Winter’s weather has left plants across the state dormant, but in a few months greenery will sprout from the ground once more and flower petals will open to entice bees, butterflies and other pollinators to visit.
As the days begin to warm and spring arrives, so too will pollinators. The Minnesota Interagency Pollinator Protection Team (IPPT) has increased its efforts to engage with the public on the topic of pollinator importance to the environment.
The IPPT has recently asked for the public’s feedback on the 2020 Minnesota State Agency Pollinator Annual Report and its usefulness to residents via a survey.
“We want to get feedback from the public on how they use a report, if they use a report, if it’s going to different audiences,” said Rebeca Gutierrez-Moreno, state pollinator coordinator at the Minnesota Environmental Quality Board. “Then we hope that with the feedback, we can work on the current report for this year and make it accessible to all Minnesotans.”
The public survey will help IPPT determine what actions people and organizations are taking to encourage pollinator populations and what future action could be taken to ease the hurdles pollinators face. The 2020 report describes challenges and makes suggestions on pollinator protection efforts within Minnesota. The survey can be found at https://survey.mn.gov/s.asp?k=161038710365 and will be open until March 12.
Gutierrez-Moreno coordinates IPPT which is made up of staff representing 10 different state agencies. The group works within the framework of Executive Order 19-28, which directs the IPPT to its desired outcome goals for pollinator protection within the state. Meeting monthly to plan, each agency has its own role in the effort to achieve IPPT’s goals.
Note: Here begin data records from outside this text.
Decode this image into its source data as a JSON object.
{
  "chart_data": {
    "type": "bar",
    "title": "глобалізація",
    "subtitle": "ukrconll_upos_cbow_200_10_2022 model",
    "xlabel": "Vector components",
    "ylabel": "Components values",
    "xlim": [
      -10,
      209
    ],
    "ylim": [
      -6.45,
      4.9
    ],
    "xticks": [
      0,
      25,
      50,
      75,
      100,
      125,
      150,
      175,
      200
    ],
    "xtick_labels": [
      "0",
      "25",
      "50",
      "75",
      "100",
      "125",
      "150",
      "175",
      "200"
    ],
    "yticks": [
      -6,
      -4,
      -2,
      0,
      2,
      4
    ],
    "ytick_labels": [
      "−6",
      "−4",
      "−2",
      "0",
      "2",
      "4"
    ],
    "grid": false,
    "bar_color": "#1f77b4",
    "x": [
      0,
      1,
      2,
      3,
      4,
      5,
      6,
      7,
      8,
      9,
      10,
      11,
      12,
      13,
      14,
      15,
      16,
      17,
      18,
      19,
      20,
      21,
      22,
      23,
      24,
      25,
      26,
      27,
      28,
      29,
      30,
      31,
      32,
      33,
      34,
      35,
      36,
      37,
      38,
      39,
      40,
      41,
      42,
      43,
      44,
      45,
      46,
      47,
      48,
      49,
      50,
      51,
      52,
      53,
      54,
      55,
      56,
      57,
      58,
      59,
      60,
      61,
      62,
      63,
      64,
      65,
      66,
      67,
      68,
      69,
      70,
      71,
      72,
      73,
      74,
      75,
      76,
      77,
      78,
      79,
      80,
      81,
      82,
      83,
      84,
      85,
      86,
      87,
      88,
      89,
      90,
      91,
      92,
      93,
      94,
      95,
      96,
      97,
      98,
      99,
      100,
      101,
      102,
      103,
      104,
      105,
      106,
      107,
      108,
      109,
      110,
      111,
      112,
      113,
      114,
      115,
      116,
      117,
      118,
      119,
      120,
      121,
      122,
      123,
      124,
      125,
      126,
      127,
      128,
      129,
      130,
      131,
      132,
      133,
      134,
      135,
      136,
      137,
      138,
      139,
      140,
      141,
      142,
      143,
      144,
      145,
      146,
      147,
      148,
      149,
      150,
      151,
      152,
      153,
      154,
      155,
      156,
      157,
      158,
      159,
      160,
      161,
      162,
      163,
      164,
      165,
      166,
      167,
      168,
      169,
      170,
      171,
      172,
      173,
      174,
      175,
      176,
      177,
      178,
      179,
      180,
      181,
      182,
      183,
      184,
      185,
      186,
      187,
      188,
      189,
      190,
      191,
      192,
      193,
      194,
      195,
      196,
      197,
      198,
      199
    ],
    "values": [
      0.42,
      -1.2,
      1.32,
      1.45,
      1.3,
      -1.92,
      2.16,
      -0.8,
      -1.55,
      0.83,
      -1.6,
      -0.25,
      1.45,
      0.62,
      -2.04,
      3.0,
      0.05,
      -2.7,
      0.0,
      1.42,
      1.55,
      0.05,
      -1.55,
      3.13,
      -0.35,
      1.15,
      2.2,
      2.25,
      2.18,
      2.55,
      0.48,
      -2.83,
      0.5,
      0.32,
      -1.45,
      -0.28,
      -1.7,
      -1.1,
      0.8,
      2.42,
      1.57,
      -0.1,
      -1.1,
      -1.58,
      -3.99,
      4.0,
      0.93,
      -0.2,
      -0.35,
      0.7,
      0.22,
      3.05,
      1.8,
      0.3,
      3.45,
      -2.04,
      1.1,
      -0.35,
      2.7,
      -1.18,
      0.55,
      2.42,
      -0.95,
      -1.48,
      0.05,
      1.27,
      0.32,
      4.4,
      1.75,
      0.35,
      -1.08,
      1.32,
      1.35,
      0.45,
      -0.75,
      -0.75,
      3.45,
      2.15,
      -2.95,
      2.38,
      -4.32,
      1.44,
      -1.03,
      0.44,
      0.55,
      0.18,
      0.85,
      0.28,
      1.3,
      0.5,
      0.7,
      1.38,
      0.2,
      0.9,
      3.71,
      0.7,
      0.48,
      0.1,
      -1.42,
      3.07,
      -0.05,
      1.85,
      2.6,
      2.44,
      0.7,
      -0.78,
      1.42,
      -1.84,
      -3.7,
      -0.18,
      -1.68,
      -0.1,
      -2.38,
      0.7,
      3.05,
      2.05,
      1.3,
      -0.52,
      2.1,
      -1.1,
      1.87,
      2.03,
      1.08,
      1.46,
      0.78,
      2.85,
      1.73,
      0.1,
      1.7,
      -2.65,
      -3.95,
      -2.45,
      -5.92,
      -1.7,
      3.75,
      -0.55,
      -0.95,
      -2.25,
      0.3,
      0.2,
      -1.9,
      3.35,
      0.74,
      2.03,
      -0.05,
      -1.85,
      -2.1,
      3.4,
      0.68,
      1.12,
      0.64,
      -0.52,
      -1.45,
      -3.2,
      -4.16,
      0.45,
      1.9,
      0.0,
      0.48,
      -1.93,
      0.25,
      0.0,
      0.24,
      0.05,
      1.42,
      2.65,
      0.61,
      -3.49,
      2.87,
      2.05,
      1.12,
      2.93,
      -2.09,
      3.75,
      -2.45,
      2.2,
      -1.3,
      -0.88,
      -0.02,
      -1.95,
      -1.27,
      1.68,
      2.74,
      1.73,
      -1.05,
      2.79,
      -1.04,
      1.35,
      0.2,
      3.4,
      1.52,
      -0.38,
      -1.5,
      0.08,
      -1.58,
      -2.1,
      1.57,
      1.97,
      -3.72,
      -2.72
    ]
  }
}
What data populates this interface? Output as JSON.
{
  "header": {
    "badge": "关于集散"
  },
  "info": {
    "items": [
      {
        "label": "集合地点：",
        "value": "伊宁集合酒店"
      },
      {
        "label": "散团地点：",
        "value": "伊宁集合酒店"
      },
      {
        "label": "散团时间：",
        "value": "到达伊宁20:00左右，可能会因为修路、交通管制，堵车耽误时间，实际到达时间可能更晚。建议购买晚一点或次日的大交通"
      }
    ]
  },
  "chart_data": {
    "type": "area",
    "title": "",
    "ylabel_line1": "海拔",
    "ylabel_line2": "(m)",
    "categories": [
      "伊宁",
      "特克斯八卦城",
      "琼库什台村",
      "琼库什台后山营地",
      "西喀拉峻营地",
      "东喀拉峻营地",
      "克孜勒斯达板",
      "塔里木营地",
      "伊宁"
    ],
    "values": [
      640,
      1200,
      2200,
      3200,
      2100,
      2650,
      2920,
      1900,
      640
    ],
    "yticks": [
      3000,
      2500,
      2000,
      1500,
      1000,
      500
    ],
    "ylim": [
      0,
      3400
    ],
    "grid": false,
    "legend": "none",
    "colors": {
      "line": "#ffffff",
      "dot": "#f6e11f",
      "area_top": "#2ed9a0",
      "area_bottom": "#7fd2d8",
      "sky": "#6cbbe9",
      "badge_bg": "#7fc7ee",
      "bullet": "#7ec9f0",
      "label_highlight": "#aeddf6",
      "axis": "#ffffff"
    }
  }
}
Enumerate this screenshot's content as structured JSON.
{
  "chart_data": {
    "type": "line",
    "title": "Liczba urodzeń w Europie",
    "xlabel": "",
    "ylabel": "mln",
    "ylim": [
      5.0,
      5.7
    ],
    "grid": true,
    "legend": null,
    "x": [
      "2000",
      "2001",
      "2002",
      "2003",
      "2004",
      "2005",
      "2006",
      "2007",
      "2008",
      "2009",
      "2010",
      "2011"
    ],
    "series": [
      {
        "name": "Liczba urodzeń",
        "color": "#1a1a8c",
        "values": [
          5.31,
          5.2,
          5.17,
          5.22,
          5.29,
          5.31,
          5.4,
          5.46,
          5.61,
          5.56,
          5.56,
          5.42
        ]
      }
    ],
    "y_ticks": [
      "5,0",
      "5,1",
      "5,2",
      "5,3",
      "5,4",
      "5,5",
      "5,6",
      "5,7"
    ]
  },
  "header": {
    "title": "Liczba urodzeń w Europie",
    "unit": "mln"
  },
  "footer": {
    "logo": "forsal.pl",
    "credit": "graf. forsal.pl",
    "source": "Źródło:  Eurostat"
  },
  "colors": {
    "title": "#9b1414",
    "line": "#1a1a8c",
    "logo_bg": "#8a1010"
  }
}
“We’re looking for opportunities to engage with Minnesotans at different levels, not just organizations, but also even at the individual level,” Gutierrez-Moreno said, adding that she hopes the survey will give the team insight into who is interested in learning more about pollinator protection efforts.
2020 report and actions individuals can take
The 2020 report includes information about desired outcomes such as creating a healthy and diverse pollinator population, along with three goals that fall under that aim. The first goal aims to restore pollinator habitat, the second is related to the judicious use of pesticides and the final goal is to get Minnesotans to value and support pollinators.
“We’ve put forth a scorecard in each one of the sections to kind of show the public and legislators where we’re at in terms of progress and we also have challenges and recommendations,” Gutierrez-Moreno said.
IPPT has been releasing yearly reports since 2017. The most notable advances have occurred in outreach, awareness and individual participation in pollinators protection. The IPPT has also seen small advances in terms of knowledge about pollinators from the public.
“That’s one of the things that we see as a big need, is to learn more about what pollinator populations are in Minnesota,” Gutierrez-Moreno said. “Not just managed honeybees, but also native bees like rusty patched bumblebee and other lepidopteran, like the Dakota skipper, and we also try to keep track of monarchs and how they’re doing. There’s a huge knowledge gap in terms of what is out there and what we need to protect.”
Despite the cold and snowy weather, spring is coming and considering how to attract and support pollinator populations is important now. There are some simple ways people can get involved in pollinator protection efforts. Gutierrez-Moreno suggests planting pollinator friendly plants, even small gardens and patches can help.
“As soon as the weather starts warming up, a lot of these species are coming up and looking for food. So if we can provide that early forage for them, that is a great way that we can all help,” Gutierrez-Moreno said.
People can also ask their city representatives to make pollinator-friendly decisions, enroll in pollinator-friendly programs and manage pests and public areas in a sustainable way. The Minnesota Department of Agriculture has put forward best management practices for pollinators in different settings including backyards, gardens to big scale agriculture, according to Gutierrez-Moreno.
Residents can search for local organizations in their area or check out Pollinate Minnesota, Pollinator Friendly Alliance or Monarch Joint Venture to get involved in conservation efforts or advocacy. Participating in citizen science projects such as Bumble Bee Watch, Monarch Watch and iNaturalist is another option.
“People are more aware of pollinators and get excited about it. They also spread information around to their friends and to their family. Just spreading the word is a great way to help,” Gutierrez-Moreno said.
The most important message drawn from the 2020 annual report is that everyone can do something, no matter how small, to help pollinators in the state. She encourages every resident to fill out the survey, even those that are unfamiliar with the annual report.
“We might not like the bugs around us, but we’re all part of a whole and we all need each other,” Gutierrez-Moreno said. “We need pollinators for our food, we need pollinators to keep our green and natural areas healthy.”